As I go in my room I drop my backpack on my bed and my jacket and boots on the floor. I lay in bed wondering as to why I'm such a chicken that I can't even talk to Anthony. I can't even talk about him, not even to bekah. Thinking about bekah made me remember that she'd written a letter to me but asked to read it when I was alone. So I dig into my backpack till I find it, I open it and...

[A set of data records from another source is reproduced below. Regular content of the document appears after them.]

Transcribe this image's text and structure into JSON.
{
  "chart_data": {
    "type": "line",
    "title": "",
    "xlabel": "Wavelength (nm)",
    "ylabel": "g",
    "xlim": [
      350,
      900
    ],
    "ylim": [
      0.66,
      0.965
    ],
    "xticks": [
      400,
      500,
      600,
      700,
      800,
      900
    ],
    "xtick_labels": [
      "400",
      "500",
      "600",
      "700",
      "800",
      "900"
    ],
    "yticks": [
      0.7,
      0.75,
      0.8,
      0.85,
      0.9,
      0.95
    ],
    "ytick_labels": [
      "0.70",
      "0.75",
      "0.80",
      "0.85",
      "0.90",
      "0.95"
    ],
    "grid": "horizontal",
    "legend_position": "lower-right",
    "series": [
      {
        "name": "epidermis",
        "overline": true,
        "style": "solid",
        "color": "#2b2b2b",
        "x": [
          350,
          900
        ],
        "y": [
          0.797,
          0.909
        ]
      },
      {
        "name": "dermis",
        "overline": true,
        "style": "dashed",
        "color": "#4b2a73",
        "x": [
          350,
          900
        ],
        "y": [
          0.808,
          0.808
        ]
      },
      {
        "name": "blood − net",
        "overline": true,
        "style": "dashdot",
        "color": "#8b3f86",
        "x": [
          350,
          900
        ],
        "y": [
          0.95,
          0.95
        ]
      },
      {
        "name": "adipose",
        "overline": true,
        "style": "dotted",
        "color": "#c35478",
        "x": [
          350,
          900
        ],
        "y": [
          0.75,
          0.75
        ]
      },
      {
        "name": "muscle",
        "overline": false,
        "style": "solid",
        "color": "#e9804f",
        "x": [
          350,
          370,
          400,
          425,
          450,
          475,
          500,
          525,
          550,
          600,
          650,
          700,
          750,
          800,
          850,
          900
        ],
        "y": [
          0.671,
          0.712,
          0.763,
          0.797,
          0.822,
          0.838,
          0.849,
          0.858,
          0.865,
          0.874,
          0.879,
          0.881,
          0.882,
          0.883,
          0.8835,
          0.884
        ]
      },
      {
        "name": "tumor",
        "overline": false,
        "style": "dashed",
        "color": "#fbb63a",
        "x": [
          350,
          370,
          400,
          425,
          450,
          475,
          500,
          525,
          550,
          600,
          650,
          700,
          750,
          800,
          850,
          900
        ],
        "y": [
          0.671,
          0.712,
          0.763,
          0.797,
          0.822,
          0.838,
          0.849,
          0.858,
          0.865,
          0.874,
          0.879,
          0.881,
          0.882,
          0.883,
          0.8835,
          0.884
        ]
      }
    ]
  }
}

"Lora, you know I love you right? You know I'd do anything for you no matter what right? Loving you has been a challenge, no. Not a challenge, a complete vertigo dream. I live to see you the next day, I love you. But that's not the reason as to why I'm writing to you. I'm writing to you because I had a talk with Starr the other night. I was thinking of you and of how I wish you were not the one I've fallen for, because it hurts to love you. But anyways, Starr and I talked about you, and Starr got extremely emotional. She began to cry and tell me how much she wants you back. She is breaking down right behind your back. You need to know this because we both know how she is. I'm afraid she'll do something stupid, either to herself or to you. I tried to talk her down on thinking negative but you know Starr. She is who and what she is. I love you, and I know I've done stupid emo things to myself because I can't deal with my feelings very well, but Starr, well she's worse and you gotta protect yourself. Well, I'm glad I told you. I love you, see you later alligator :) Bekah."

Wow! I don't even know what to think. At this point I'm not only upset but I'm depressed and I don't know what to do. I crumble the letter and toss it on the ground. "Lora!!, food is ready!", my mum yells and I take advantage of the distraction. I eat, drink, and wash dishes. My mum and dad are going to take my sisters to the store. After all this drama I have in my head, I ask if I could just stay home. I really don't feel like going anywhere.

As my family leaves, I lock the door once their out to secure from anyone getting in. All those feelings come back to mind and I'm bursting with rage and sadness. I rush to my room, and behind my stereo is where I've always hid my liquor. Without thinking twice, I open my jack daniel's #7 bottle and take two chuggs just like that. I felt the hot liquor make its way from my throat to my stomach. It burned a bit so I grab my malibu bottle and chugg that like its sunny delight. I'm used to drinking like that. But with all the mixed emotions, I went all out with the drinks. I walked towards the kitchen for some ice and pomagranate juice and I added some of my dad's Svedka that he has on his bar. I kept thinking of everything bad, of everything that made me wanna disappear off the face of the earth. I knew being with Starr was difficult but breaking up was worse. Not because I couldn't let her go, but because SHE couldn't let me go, or anything go actually. It's been extremely hard, to the point where my head is about to pop and burst out blood and chunks of insanity!